Seis milhões de trabalhadores brasileiros encontram-se expostos ao pó de sílica e correm o risco de adoecer ou morrer.

A informação, aparentemente trágica, é do diretor do Programa Nacional de Eliminação da Silicose, Zuher Haudar. “A exposição à sílica no país é ainda muito freqüente e se não for energicamente combatida levará à morte centenas de trabalhadores”. A preocupação dos especialistas, assim como de Zuher, justifica-se em razão da silicose, uma doença que afeta os pulmões dos expostos às poeiras e que em sua forma grave, leva à fibrose e ao câncer pulmonar.

ATIVIDADES PERIGOSAS

Atividades como;
■ construção civil, a mineração, o garimpo, a transformação de minerais,
■ metalurgia, a indústria química e
■ fabricação de cerâmicas e de vidros
são as que mais expõem os trabalhadores às poeiras que contêm a sílica, portanto, são as recordistas de casos de silicose no Brasil.

FALTA DE DADOS NO PAÍS

Há poucos dados sobre o tema no país.
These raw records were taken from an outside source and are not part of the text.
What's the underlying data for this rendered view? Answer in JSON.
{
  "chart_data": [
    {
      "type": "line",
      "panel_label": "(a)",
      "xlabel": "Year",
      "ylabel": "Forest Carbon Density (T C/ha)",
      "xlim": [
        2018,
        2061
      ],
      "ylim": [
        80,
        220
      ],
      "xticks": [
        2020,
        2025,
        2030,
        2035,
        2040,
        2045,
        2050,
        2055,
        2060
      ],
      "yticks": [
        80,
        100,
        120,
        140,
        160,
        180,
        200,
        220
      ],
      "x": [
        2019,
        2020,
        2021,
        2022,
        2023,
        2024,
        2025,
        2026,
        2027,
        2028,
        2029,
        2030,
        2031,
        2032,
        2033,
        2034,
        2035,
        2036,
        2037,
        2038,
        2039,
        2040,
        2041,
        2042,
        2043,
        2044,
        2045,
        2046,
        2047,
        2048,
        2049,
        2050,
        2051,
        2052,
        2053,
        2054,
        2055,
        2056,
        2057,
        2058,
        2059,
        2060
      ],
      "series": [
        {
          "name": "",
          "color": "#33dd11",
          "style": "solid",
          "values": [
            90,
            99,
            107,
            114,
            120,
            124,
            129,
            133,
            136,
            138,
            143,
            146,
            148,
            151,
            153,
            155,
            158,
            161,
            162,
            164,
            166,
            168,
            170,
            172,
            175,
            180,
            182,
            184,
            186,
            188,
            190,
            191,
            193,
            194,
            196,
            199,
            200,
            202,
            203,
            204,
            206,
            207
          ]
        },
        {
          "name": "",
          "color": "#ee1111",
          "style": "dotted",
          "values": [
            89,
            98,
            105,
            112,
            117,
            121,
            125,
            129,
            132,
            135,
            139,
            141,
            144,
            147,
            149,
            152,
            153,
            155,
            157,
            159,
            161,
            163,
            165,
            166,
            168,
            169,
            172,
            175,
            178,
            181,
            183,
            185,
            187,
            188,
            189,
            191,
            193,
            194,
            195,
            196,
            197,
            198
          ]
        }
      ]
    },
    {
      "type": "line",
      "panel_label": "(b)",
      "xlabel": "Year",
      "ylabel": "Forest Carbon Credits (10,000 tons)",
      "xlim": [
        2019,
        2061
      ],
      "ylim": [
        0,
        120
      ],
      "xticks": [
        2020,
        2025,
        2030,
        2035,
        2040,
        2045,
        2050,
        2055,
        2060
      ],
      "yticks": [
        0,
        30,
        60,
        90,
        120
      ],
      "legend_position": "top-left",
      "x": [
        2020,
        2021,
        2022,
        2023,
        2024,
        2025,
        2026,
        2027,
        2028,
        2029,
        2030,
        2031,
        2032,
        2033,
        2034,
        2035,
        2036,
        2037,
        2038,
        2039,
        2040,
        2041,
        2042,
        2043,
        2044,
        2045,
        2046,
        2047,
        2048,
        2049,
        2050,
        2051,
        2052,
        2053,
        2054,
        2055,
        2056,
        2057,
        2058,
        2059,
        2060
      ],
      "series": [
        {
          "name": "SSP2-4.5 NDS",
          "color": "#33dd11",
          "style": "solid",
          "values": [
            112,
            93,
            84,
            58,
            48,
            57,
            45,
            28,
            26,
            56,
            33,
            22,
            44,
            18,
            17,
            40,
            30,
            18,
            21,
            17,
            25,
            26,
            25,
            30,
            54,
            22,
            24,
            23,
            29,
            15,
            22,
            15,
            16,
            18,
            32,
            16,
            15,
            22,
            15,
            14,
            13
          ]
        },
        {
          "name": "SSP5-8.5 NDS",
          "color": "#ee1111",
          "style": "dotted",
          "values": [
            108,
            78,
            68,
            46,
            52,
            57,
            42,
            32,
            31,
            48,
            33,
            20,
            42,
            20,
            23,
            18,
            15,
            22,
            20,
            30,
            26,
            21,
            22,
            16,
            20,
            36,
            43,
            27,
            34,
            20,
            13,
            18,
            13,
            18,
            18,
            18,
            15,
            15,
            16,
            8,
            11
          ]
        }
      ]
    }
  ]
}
Apesar disso, é possível verificar, entre os raros existentes, que prevalece a silicose em certas atividades  industriais, como;
■ indústria naval (23%);
■ cavação de poços (17,4%);
■ fabricação de cerâmicas (3,9%) e o
■ beneficiamento em pedreiras (3,0%), é alta.

Os especialistas advertem que os índices diferem conforme a quantidade e o tempo de exposição dos trabalhadores à sílica. Em levantamento publicado pelo Ministério da Saúde,em 1997, registraram-se, por exemplo, 7.416 casos de silicose provenientes apenas da mineração do ouro no estado de Minas Gerais. Destes, 4.500 casos eram de apenas uma região, Nova Lima.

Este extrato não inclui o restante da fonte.